Cette conférence est dédiée à Miroslav Popovych : ce sont des raisons intellectuelles, mon travail sur le totalitarisme et la mémoire du XXème siècle dans la culture des démocraties qui m’ont amené à me passionner pour l’Ukraine, mais ce sont aussi et d’abord des rencontres avec des personnes remarquables, magnifiques. Je ne peux les nommer toutes, et Myroslav Popovych est l’une d’elles. Sa parole et son action de sont pour moi un modèle d’éthique de la mémoire, de rigueur historique et de justesse politique.
Simon Leys a écrit qu’il y avait deux catégories d’intellectuels zélateurs du totalitarisme (il parle de la Chine de Mao mais son propos est universel), ceux qui ne savent pas ce qu’ils disent, et ceux qui ne disent pas ce qu’ils savent. Cette formule est tellement drôle et vraie. Elle est aussi profonde, car elle ne dessine pas seulement deux catégories de menteurs, elle indique deux directions de la force du mensonge, contre lesquelles nous devons nous battre également. Dire la vérité, c’est ne pas en dire plus qu’on ne sait, ne pas substituer un contre mythe au mythe, et c’est ne pas se laisser déborder par l’énormité du mensonge. La dénonciation du mensonge ne rétablit pas à elle seule la vérité. Face à la force, à l’habileté, aux versions multiples du mensonge et de la crédulité, on est parfois désemparé, désespéré.
Le sujet de mon exposé est très compliqué et très douloureux, douloureux parce que compliqué. Les Ukrainiens et leurs amis ont souvent le sentiment d’être isolés, comme dans ces cauchemars où vous parlez, vous criez, mais où personne ne vous entend. Je n’ai sans doute pas grand chose à vous apprendre, je vais essayer de clarifier, de synthétiser ce sujet, sans céder à la simplification, en étant fidèle à sa complication.
Un certains nombre de circonstances ont jeté un voile et même un interdit sur l’histoire contemporaine de l’Ukraine, prisonnière de l’ignorance, de mythes et de mensonges. Le poids de l’histoire interdite de l’Ukraine ne concerne pas seulement la mémoire collective, il pèse évidemment sur la politique présente.

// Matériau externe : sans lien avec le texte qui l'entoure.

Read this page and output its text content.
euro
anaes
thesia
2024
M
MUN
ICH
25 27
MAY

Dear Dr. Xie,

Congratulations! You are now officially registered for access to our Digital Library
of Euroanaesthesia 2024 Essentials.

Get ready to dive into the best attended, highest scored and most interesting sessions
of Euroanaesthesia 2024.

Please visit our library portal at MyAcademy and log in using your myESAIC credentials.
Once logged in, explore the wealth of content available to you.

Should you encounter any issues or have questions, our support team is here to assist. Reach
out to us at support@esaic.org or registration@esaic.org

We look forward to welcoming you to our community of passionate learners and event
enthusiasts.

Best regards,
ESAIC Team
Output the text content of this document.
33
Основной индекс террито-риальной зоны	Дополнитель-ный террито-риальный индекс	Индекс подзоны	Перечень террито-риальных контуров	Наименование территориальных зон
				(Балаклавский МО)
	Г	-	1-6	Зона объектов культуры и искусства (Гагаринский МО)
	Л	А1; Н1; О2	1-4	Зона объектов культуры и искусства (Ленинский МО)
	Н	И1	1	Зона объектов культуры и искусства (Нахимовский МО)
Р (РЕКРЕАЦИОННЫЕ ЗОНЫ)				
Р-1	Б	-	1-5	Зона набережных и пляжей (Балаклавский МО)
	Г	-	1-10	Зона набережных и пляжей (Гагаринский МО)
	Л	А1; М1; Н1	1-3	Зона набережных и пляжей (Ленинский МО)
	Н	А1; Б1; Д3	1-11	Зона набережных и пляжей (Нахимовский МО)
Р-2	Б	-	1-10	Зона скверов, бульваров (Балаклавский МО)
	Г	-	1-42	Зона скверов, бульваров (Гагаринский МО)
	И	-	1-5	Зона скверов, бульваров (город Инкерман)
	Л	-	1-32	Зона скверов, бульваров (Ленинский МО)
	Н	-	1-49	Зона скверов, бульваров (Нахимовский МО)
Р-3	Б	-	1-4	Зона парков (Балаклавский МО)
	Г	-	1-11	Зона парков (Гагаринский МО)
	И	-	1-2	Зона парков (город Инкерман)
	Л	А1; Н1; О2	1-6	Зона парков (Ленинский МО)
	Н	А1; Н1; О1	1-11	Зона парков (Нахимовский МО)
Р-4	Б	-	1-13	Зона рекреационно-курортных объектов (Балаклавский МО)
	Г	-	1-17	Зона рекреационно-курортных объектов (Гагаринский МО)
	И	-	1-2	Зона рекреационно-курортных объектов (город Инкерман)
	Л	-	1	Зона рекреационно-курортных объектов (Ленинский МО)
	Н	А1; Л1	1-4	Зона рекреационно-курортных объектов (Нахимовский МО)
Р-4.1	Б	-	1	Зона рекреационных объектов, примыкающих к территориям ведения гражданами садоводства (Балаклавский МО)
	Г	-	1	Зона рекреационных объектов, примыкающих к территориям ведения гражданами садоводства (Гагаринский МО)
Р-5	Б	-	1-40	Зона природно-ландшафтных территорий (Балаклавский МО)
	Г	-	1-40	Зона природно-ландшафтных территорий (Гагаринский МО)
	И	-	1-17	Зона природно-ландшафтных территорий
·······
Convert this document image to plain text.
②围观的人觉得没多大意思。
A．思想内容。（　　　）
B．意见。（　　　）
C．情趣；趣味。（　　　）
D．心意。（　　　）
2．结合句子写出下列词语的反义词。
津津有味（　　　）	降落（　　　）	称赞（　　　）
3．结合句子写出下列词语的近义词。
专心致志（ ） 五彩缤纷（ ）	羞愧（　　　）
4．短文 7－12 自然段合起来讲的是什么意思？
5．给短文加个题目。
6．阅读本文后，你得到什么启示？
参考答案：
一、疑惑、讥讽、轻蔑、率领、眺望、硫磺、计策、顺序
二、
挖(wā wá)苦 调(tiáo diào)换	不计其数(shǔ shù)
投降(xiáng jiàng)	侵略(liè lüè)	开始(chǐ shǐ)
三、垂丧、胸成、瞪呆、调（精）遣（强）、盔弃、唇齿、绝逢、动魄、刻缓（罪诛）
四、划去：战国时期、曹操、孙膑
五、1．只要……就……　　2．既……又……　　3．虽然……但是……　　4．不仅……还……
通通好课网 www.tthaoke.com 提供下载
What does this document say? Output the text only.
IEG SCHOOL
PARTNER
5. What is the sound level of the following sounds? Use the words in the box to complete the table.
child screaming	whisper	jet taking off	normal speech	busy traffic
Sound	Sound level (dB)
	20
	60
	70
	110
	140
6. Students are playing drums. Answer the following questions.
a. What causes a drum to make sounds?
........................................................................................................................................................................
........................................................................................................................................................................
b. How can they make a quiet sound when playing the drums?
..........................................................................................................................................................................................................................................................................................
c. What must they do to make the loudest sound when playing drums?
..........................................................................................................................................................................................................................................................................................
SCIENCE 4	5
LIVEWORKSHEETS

Maidan a suscité et suscite une sympathie et une solidarité très vives chez beaucoup de gens en Occident, mais cette sympathie et cette solidarité sont souvent retenues, gênées par des doutes et des craintes à propos de « l’extrême droite nationaliste » ukrainienne. Et nous savons tous que ces doutes et ces craintes ne portent pas sur Svoboda et sur Secteur droit, ils se nomment Petlioura, Bandera, antisémitisme, collaboration avec les nazis, etc. C’est bien à cause de ces fantômes du passé que l’influence marginale et la baisse régulière de ces partis dans les sondages, et le fait que le fascisme et l’antisémitisme restent invisibles en Ukraine malgré tous les efforts de la propagande pour les débusquer, tout cela n’entame pas à la force des préjugés et des fantasmes sur « l’extrême droite ukrainienne ». Tel est le phénomène que je voudrais analyser.
Je voudrais montrer aussi que cette situation n’est pas seulement un drame pour les Ukrainiens, c’est une tragédie européenne. Notre conscience historique et politique est malade de l’Ukraine parce que, tant que nous serons coupés de la vérité sur l’Ukraine, nous resterons captifs de l’Europe d’Hitler et de Staline. Cette période de fer a une empreinte beaucoup plus profonde et funeste que nous ne le croyons, nous Européens, sous prétexte que nous vivons sous le règne lénifiant et arrogant du « Plus jamais ça ! » : lénifiant parce qu’on ne commémore la Shoah et les grands crimes du XXème siècle que pour se dire que c’est révolu, d’un autre âge ; arrogant parce que « Plus jamais ça » veut dire en réalité : nos pères étaient encore des barbares capables de céder à la folie meurtrière, à l’embrasement idéologique, mais nous, nous sommes mieux, nous sommes rationnels, nourris aux droits de l’homme, cools. « Plus jamais ça » veut dire « à nous, on ne nous la fera pas ». Ce n’est qu’une illusion consolatoire. Voyons cela.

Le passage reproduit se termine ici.